If the rap game follows a conventional path, then a cursory glance suggests Longford spitter Evans Junior is steadily grinding through the cliched milestones: Drop a mixtape – check; support an international artist – check; embroil oneself in ‘beef’ – check.  

Despite his stereotypical come-up, Evans’ approach to his debut album is anything but conventional. Existing through the loose concept of weaving through the mind ‘of an organised mess’. The title creates an expectation that on the surface there lacks formulation but the subsequent peeling back of layers uncovers underlying cohesion. This expectation is met to an extent however the ambitious attempt to blend contrasting sounds into one ‘Organised Mess’ proves difficult to execute. 

Initially, Evans gently buckles the listener into the back-seat before probing the impending sonic traffic jam. Darting seamlessly between the honest and smooth head-nodder Shanghai to the almost purgatory state in Neverland, using warped vocals and thick 808s to create an anxious and all-enveloping world. The autotuned croons of “How they gonna talk about places they never ever gone, that they’ve never ever been’” alongside sharp synthesisers breed emotions of longing and uncertainty. 

The almost cinematic quality to it is juxtaposed by the drill influenced track Bang – the result of embracing the otherworldly mental state prescribed in Neverland. Evans blows away the cobwebs of self-doubt as he proclaims his ‘Peter Pan’ status, flexing in traditional hip-hop fashion – with star studded features and boastful one-liners.  

This rich vein of confidence is continued with close collaborator and fellow T.E.D member Txmmy Rose in the anthemic France. Despite the varying tones the project’s flow initially remains effortless and the consistent hip-hop inspired percussion provides the stimulus to maintain the necessary energy.  

One would be forgiven for believing that the YBN Nahmir feature would maintain this energy however Ride 4 Me features dated synths, clunky phonics and allows the record to stagnate. Evans is at his best when delivering emotive and melodic, autotuned croons, that effortlessly pull at one’s heart strings. Outside features a ludicrously catchy hook and exaggerated vocals while M’s Interlude presents itself as the sweet spot between Evans’ approach to singing and rapping. 

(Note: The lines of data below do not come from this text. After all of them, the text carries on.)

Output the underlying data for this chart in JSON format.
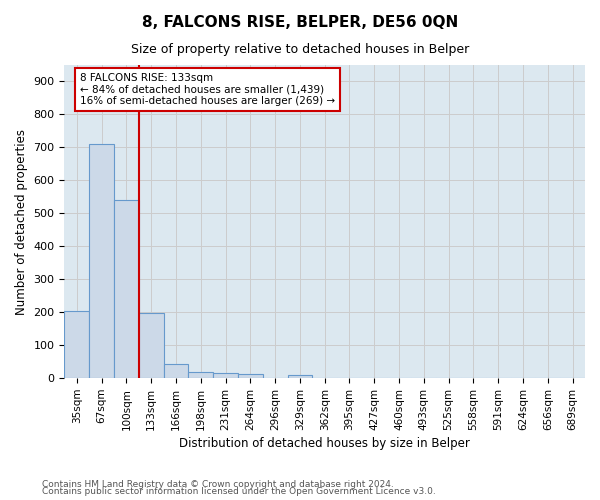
{
  "title": "8, FALCONS RISE, BELPER, DE56 0QN",
  "subtitle": "Size of property relative to detached houses in Belper",
  "xlabel": "Distribution of detached houses by size in Belper",
  "ylabel": "Number of detached properties",
  "footnote1": "Contains HM Land Registry data © Crown copyright and database right 2024.",
  "footnote2": "Contains public sector information licensed under the Open Government Licence v3.0.",
  "bin_labels": [
    "35sqm",
    "67sqm",
    "100sqm",
    "133sqm",
    "166sqm",
    "198sqm",
    "231sqm",
    "264sqm",
    "296sqm",
    "329sqm",
    "362sqm",
    "395sqm",
    "427sqm",
    "460sqm",
    "493sqm",
    "525sqm",
    "558sqm",
    "591sqm",
    "624sqm",
    "656sqm",
    "689sqm"
  ],
  "bar_values": [
    205,
    710,
    540,
    197,
    43,
    20,
    15,
    12,
    0,
    10,
    0,
    0,
    0,
    0,
    0,
    0,
    0,
    0,
    0,
    0,
    0
  ],
  "bar_color": "#ccd9e8",
  "bar_edge_color": "#6699cc",
  "grid_color": "#cccccc",
  "bg_color": "#dce8f0",
  "property_line_x": 3,
  "property_label": "8 FALCONS RISE: 133sqm",
  "annotation_line1": "← 84% of detached houses are smaller (1,439)",
  "annotation_line2": "16% of semi-detached houses are larger (269) →",
  "annotation_box_color": "#cc0000",
  "ylim": [
    0,
    950
  ],
  "yticks": [
    0,
    100,
    200,
    300,
    400,
    500,
    600,
    700,
    800,
    900
  ]
}
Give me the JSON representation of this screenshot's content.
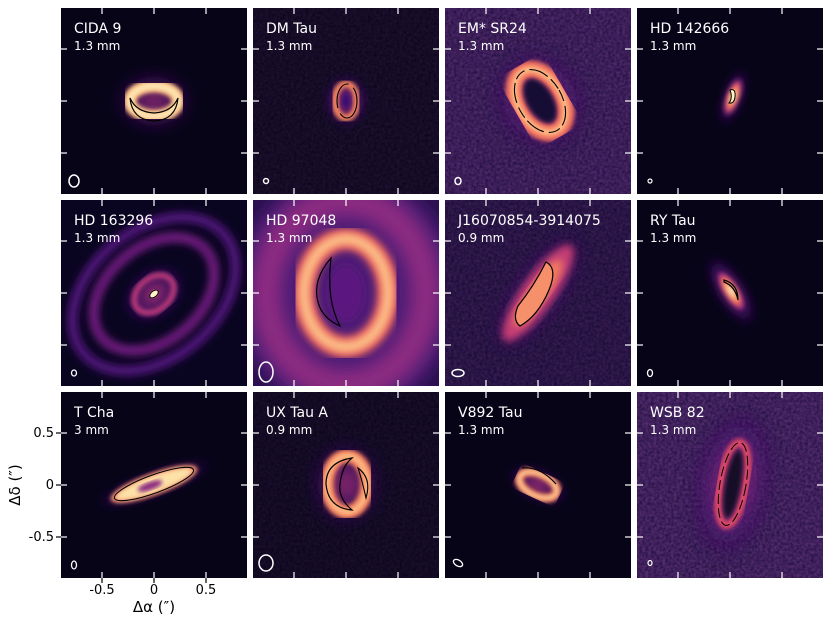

The initial promise of an eclectic fusion of trap, drill and RnB instantly seduces the listener. However the premature pledge to these dynamic combinations loses stamina, paving space for bland filler tracks like Hold You Down. While titled ‘Organised Mess’, the second half of this project feels far more calculated, to it’s own detriment. Much of the early promise for emotional depth and multi-layered messages gives way to premeditated attempts to provide radio ready tracks like Midnight. 

The clearly more accessible, pop influenced tracks lack any of the sort of character shown in the first half; be it the bold and audacious deliveries in Bang or the honest, exaggerated vocalisations on Outside. The scale of the sonic diversity creates a genuine opportunity to showcase the true breadth of his being. However, in attempting to paint an all-encompassing picture he spreads the sound too thin, resulting in an initially engaging project that only begins to scratch the surface.  

‘Organised Mess’ is a deliberate attempt to encompass Evans Junior’s wide array of sonic inspirations and tastes. However, in his endeavours to bind together these various styles he drowns in his influences.